Over 60% of voters are less likely to vote for a candidate who supports reducing weekend or penalty rates, new Australian Unions research shows.
With Government legislation to bring back unfair individual contracts that will make it easier for bosses to scrap penalty rates due before the Senate this week, ACTU President Ged Kearney urged politicians to listen to the community.
“Australian voters do not want to see their representatives scrap penalty rates – and that figure rises dramatically when unions campaign on the issue,” Ms Kearney said.
“The national campaign to save weekend rates kicked off in Townsville a month ago and in that time the number of people who have said they would be less likely to vote for a candidate that supports reducing weekend or penalty rates has risen by over 15% to 62.2% according to a ReachTel poll conducted on 19 August of 773 people in the Townsville region.
“The fact is, hardworking Australians are not going to cop having their wages ripped out of their pockets.
“They’ll vote with their feet and find a party that supports penalty rates and working people.”
Ms Kearney said it is clear the Abbott Government is listening to calls by the business community to axe penalty rates and bring back unfair contracts.
“In recent days we’ve seen the powerful business lobby ramping up their public calls on the Government to attack rights at work and open the door for penalty rates to be scrapped.
“Despite the push by big business, public opinion is on the side of workers and Australian Unions will be campaigining strongly and loudly around the country to save weekend rates and protect rights at work.
“Millions of workers sacrifice their Sundays away from family and friends, they work nights and other unsociable hours, and they should be paid for that.
“Weekends are special – you don’t play the AFL Grand Final on a Tuesday morning, kids don’t go to school on weekends and we don’t see Parliament sitting on Sundays. The weekend is important to Australians.”
Ms Kearney said that the Fair Work Amendment Bill will strip current protections around individual flexibility agreements (IFAs) and make it easier for employers to force workers to forgo penalty rates.

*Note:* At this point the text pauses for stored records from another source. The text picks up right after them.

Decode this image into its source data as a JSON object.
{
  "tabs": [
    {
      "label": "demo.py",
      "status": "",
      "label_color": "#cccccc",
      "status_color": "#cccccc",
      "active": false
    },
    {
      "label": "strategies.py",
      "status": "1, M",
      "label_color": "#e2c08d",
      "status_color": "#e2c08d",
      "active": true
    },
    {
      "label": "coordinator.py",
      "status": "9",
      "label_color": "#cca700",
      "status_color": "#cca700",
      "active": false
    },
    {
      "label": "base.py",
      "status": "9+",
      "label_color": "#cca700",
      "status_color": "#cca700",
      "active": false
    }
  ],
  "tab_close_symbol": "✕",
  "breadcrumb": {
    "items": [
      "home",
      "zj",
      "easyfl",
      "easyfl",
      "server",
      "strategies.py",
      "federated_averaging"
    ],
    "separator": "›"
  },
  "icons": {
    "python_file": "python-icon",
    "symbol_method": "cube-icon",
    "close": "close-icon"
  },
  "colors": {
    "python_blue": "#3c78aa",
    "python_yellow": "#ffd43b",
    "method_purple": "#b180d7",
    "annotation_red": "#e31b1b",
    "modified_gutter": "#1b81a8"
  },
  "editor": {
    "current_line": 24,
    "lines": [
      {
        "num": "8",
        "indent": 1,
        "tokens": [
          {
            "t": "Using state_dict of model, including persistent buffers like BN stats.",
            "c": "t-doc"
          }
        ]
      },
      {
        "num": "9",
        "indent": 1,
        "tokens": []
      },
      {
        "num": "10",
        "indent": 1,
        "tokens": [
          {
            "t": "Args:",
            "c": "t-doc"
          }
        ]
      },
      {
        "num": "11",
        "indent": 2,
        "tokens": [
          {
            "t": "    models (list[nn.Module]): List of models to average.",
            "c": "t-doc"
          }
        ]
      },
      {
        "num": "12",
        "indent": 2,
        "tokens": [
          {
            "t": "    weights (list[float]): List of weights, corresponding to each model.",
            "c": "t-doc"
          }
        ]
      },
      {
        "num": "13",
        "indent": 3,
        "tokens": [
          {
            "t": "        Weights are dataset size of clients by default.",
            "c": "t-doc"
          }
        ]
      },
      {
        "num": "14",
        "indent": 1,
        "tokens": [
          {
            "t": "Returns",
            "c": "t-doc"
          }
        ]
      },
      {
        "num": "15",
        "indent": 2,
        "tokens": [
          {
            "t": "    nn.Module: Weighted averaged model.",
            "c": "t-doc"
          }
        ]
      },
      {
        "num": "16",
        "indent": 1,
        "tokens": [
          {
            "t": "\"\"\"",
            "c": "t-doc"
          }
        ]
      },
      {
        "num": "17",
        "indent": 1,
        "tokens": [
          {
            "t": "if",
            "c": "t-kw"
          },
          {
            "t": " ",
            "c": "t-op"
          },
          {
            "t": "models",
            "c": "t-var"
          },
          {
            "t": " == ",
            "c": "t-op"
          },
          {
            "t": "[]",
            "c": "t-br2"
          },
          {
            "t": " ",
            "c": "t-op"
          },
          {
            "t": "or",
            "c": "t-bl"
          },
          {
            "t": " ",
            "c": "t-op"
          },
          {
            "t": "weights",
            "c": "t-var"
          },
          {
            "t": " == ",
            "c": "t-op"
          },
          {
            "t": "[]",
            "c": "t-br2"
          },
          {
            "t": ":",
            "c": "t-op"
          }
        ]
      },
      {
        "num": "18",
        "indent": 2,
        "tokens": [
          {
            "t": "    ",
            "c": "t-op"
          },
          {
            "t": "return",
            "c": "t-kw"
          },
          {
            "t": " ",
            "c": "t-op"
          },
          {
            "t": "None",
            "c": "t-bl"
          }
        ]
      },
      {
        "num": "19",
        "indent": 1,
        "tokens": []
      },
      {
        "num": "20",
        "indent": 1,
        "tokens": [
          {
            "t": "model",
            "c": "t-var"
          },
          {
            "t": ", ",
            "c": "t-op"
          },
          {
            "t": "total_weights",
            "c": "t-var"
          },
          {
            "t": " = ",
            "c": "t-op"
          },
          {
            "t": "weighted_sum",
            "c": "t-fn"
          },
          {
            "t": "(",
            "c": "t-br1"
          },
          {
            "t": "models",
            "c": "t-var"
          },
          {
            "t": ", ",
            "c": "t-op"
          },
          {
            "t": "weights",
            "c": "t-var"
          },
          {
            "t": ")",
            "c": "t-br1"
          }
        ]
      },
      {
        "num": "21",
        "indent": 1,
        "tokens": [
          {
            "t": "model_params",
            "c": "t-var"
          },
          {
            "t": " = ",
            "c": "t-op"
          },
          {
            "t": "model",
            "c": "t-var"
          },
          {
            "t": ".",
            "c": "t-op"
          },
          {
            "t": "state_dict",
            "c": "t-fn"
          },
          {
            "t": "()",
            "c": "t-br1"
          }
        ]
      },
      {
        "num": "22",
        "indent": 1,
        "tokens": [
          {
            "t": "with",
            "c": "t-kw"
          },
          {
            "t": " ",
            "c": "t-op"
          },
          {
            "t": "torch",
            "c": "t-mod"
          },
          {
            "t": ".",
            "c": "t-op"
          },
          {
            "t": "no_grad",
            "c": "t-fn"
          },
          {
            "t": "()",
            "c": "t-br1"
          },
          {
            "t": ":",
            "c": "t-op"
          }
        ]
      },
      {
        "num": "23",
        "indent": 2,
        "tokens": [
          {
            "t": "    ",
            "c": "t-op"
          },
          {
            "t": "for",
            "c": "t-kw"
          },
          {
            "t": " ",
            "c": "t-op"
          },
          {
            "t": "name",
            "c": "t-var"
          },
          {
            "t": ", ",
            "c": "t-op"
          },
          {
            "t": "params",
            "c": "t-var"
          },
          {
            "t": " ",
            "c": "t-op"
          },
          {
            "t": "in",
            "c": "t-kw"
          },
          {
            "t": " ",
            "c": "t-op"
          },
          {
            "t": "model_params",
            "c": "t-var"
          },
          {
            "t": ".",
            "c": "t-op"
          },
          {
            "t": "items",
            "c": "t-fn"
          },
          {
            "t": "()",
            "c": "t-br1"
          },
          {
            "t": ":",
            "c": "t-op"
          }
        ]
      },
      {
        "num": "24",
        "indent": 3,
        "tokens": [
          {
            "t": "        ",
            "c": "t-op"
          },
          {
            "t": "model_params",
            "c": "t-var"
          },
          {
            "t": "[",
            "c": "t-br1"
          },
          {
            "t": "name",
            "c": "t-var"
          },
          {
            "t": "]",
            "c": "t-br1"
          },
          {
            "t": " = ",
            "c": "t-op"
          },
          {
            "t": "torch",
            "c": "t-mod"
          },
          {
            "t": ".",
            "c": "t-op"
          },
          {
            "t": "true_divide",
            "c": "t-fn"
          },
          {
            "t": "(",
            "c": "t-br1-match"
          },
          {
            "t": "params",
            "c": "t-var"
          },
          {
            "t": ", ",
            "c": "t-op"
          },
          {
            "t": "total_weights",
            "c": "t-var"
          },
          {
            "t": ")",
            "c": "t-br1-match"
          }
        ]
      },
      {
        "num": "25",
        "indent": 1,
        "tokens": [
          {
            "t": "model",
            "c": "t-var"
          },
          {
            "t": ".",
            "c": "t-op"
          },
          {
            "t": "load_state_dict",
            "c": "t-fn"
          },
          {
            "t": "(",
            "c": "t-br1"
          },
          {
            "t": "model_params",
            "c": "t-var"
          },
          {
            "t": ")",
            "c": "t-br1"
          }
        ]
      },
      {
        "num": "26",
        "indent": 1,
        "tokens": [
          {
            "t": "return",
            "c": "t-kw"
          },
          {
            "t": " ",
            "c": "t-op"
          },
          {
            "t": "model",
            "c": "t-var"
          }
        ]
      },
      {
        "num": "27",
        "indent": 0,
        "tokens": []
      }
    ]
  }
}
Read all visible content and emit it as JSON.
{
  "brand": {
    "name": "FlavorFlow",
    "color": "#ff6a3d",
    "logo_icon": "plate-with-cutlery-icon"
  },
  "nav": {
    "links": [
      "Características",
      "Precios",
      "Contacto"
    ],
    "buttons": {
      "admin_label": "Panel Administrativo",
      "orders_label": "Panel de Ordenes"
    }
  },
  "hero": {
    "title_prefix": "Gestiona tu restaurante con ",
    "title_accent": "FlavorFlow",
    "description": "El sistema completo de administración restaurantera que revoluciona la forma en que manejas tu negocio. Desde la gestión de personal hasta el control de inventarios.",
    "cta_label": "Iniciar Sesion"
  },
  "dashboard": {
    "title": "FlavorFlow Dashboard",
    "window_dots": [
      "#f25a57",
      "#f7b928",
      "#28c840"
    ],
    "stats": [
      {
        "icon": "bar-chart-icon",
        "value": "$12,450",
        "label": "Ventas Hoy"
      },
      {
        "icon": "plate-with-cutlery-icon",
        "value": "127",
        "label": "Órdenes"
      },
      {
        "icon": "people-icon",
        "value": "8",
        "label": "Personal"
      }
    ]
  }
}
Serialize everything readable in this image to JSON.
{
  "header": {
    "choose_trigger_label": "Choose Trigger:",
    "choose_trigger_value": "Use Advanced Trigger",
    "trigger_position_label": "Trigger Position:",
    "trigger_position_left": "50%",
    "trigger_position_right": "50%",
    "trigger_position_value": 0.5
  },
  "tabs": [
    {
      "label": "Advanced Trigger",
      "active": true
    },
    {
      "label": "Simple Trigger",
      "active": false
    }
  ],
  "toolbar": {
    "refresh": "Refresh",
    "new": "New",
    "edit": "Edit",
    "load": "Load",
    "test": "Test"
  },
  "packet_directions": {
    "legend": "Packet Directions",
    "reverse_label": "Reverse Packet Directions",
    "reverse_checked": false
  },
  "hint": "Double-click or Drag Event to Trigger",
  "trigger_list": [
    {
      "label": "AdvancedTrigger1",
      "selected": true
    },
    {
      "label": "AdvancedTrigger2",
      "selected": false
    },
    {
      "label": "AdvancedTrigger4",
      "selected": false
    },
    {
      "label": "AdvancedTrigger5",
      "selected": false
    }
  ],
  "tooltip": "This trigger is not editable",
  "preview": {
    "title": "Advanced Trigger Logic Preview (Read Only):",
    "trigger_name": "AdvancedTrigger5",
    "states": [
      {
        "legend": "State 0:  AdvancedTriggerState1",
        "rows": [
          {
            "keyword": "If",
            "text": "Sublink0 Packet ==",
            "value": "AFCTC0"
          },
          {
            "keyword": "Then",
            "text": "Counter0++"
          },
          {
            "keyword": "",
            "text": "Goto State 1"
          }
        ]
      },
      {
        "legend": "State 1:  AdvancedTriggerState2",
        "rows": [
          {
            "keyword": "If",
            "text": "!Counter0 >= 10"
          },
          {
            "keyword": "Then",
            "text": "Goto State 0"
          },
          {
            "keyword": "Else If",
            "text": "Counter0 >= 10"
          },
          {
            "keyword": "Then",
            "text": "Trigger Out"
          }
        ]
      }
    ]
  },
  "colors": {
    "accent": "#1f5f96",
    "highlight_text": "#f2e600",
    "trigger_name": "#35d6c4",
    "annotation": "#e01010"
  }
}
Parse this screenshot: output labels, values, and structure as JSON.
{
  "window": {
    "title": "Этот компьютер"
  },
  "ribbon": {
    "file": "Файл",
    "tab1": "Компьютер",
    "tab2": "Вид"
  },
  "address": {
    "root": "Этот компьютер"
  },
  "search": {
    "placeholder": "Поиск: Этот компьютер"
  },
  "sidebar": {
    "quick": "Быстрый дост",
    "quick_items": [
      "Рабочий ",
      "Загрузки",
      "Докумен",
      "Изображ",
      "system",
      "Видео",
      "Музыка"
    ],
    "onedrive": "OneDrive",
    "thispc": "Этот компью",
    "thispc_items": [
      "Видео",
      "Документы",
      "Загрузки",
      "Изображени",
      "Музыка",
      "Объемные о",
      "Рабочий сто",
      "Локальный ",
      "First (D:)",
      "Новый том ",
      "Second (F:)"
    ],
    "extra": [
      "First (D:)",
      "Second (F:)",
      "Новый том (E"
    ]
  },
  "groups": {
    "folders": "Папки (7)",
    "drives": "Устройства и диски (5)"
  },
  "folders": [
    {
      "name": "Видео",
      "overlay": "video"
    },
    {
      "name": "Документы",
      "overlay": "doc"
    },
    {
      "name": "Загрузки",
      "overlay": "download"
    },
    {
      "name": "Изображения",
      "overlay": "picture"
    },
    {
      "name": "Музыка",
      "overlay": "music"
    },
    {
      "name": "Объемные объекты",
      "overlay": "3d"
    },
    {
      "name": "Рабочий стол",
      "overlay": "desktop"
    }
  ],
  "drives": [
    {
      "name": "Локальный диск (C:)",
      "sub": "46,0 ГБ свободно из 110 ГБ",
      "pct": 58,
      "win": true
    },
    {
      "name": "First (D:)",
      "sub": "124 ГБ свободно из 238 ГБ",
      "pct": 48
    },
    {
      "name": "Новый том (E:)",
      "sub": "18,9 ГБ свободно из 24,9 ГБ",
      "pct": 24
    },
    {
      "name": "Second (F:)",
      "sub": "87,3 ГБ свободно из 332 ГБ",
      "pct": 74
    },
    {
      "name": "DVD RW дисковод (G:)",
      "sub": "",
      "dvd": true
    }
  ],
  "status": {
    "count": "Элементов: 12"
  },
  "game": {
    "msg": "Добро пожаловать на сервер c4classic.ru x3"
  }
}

“An IFA will allow an employer to pressure an employee to trade off their penalty rates or overtime in exchange for changes to their work arrangements, such as start and finish times.
“Hundreds of thousands of workers could be moved off safety net conditions onto IFAs with less pay and less conditions under a scheme that will make it virtually impossible for workers who are ripped off to recoup their losses.
“History tells us that under WorkChoices, individual contracts cut penalty rates for an estimated 65 percent of signed up workers, nearly 70 per cent lost annual leave and shift loading, half lost overtime and allowances and a quarter lost out on state and territory public holidays.
“We know that most people signing IFAs will do so under pressure to keep their jobs, particularly when starting a new job or to continue their employment.”
Ms Kearney said that like most of the Abbott Government’s agenda, these changes go way beyond what was flagged at the election.
“Mr Abbott didn’t present these plans to the public pre-election instead he promised that workers would benefit or, at least, not be worse off. He has no mandate for these changes,” Ms Kearney said.